5. The analyst builds queries using the interfaces of our Knowledge Management System, among which there are several variants of the formal query designer, and a search interface in controlled natural language. The following figure on the left shows the form for building a query in a controlled language, and on the right is an example of the results of another query.

Of course, in any barrel of honey there is a fly in the ointment. In this case, it consists in the fact that the reduced architecture will not work very fast on really big data.

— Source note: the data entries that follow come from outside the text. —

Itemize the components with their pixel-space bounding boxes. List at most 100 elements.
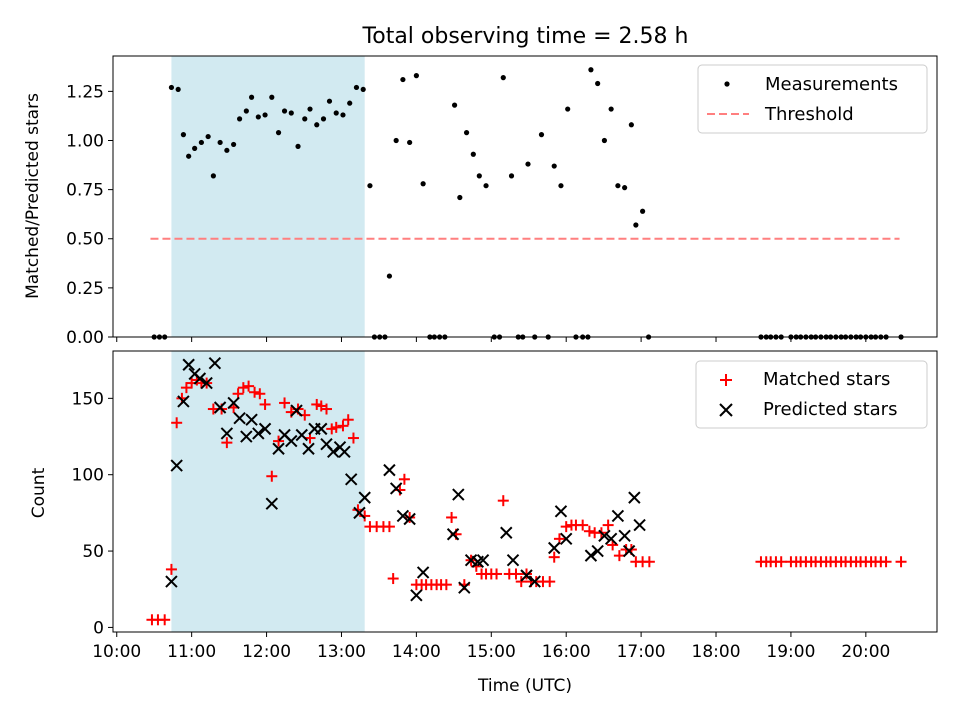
predicted-point: [338, 445, 351, 459]
chart-title: Total observing time = 2.58 h: [362, 24, 689, 49]
measurement-point: [360, 86, 366, 93]
measurement-point: [470, 151, 476, 157]
measurement-point: [231, 141, 237, 148]
matched-point: [337, 420, 349, 432]
measurement-point: [236, 116, 243, 122]
legend-predicted-marker: [719, 403, 733, 417]
y-tick-label: 50: [82, 542, 104, 562]
measurement-point: [393, 137, 399, 144]
predicted-point: [358, 491, 371, 504]
x-tick-label: 19:00: [766, 642, 815, 662]
matched-point: [895, 556, 907, 568]
legend-threshold-label: Threshold: [764, 104, 854, 125]
measurement-point: [168, 84, 175, 91]
matched-point: [165, 563, 177, 575]
measurement-point: [243, 108, 249, 114]
matched-point: [577, 519, 589, 531]
measurement-point: [281, 108, 288, 114]
predicted-point: [403, 512, 416, 526]
y-tick-label: 100: [72, 466, 104, 486]
matched-point: [159, 614, 171, 626]
predicted-point: [353, 506, 366, 520]
predicted-point: [302, 442, 315, 455]
predicted-point: [554, 505, 568, 518]
matched-point: [440, 579, 452, 591]
matched-point: [221, 437, 233, 449]
top-panel: 0.00 0.25 0.50 0.75 1.00 1.25 Matched/Predict…: [23, 55, 938, 348]
matched-point: [398, 473, 410, 485]
y-tick-label: 0.50: [66, 230, 104, 250]
measurement-point: [186, 153, 192, 159]
matched-point: [510, 568, 522, 580]
matched-point: [497, 495, 509, 507]
matched-point: [359, 510, 371, 522]
measurement-point: [314, 122, 320, 128]
measurement-point: [508, 173, 515, 179]
measurement-point: [192, 145, 198, 151]
bottom-legend-box: [695, 360, 928, 429]
predicted-point: [548, 541, 561, 555]
predicted-point: [177, 395, 190, 408]
measurement-point: [353, 84, 360, 91]
measurement-point: [255, 114, 261, 120]
measurement-point: [205, 133, 211, 140]
predicted-point: [622, 544, 636, 558]
bottom-y-ticks: 0 50 100 150: [72, 389, 113, 638]
predicted-point: [618, 529, 631, 542]
predicted-point: [628, 491, 641, 504]
measurement-point: [307, 106, 313, 112]
matched-point: [520, 568, 532, 580]
matched-point: [880, 556, 892, 568]
predicted-point: [598, 529, 611, 542]
matched-point: [613, 550, 625, 562]
matched-point: [548, 551, 560, 563]
y-tick-label: 0.75: [66, 181, 104, 201]
predicted-point: [611, 509, 625, 523]
predicted-point: [446, 528, 460, 541]
top-axes-frame: [112, 55, 938, 338]
measurement-point: [198, 139, 204, 146]
x-tick-label: 12:00: [242, 642, 291, 662]
measurement-point: [525, 161, 531, 167]
matched-point: [347, 432, 359, 444]
measurement-point: [275, 130, 282, 136]
matched-point: [515, 576, 527, 588]
predicted-point: [528, 575, 541, 588]
matched-point: [171, 417, 183, 429]
x-tick-label: 13:00: [317, 642, 366, 662]
measurement-point: [595, 80, 601, 87]
matched-point: [237, 382, 249, 394]
predicted-point: [520, 569, 533, 582]
matched-point: [387, 573, 399, 585]
measurement-point: [217, 139, 223, 146]
matched-point: [560, 521, 572, 533]
measurement-point: [333, 110, 339, 116]
measurement-point: [210, 173, 216, 179]
bottom-y-axis-label: Count: [29, 467, 49, 518]
predicted-point: [416, 566, 430, 579]
predicted-point: [233, 411, 246, 425]
top-y-ticks: 0.00 0.25 0.50 0.75 1.00 1.25: [66, 82, 113, 348]
y-tick-label: 1.00: [66, 131, 104, 151]
measurement-point: [347, 100, 353, 106]
predicted-point: [604, 532, 618, 546]
top-x-ticks: [116, 337, 867, 342]
predicted-point: [272, 442, 285, 455]
top-highlight-span: [171, 56, 365, 337]
x-tick-label: 14:00: [392, 642, 441, 662]
predicted-point: [383, 463, 396, 477]
measurement-point: [463, 130, 470, 136]
predicted-point: [258, 422, 272, 436]
y-tick-label: 1.25: [66, 82, 104, 102]
measurement-point: [451, 102, 458, 108]
measurement-point: [326, 98, 333, 104]
measurement-point: [320, 116, 327, 122]
predicted-point: [182, 358, 195, 371]
matched-point: [273, 435, 285, 447]
x-axis-label: Time (UTC): [477, 676, 572, 696]
matched-point: [394, 484, 406, 496]
bottom-predicted-series: [165, 357, 646, 602]
y-tick-label: 0.00: [66, 328, 104, 348]
y-tick-label: 0.25: [66, 279, 104, 299]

On the other hand, when the analyst works in the “free search” mode for solving problems, the speed for him is usually not fundamental; in any case, the showcase will produce results much faster than the programmer, to whom, in its absence, the analyst will have to turn for manual execution of each of his queries.
Outside our story, there are a lot of interesting points:
- how sensor data collection is organized in HBase using Flume;
- requests to data sources can be executed not just asynchronously, but even in the absence of an online connection with them - in this case there is a special mechanism for sending a request and receiving a response;
- The results of the query can not only be issued to the user as a table or unloaded into Excel, but also get directly into the BI system as a data set for further analysis;
- ways of converting identifiers and references to objects in different sources, issues of message transport between system components, and much more.
Of course, real industrial applications of the data mart are much more complicated than the example described. Our goal in this article was to demonstrate that the use of semantic technologies and conceptual modeling in tandem with the means of Big Data allows us to expand the number of available data analytics to use data, solve applied problems in the most extraordinary conditions. In conjunction with the ability to
control access rights to the triplet repository and the execution of triggers on it , which we have already described, the described tools allow us to meet very sophisticated functional requirements.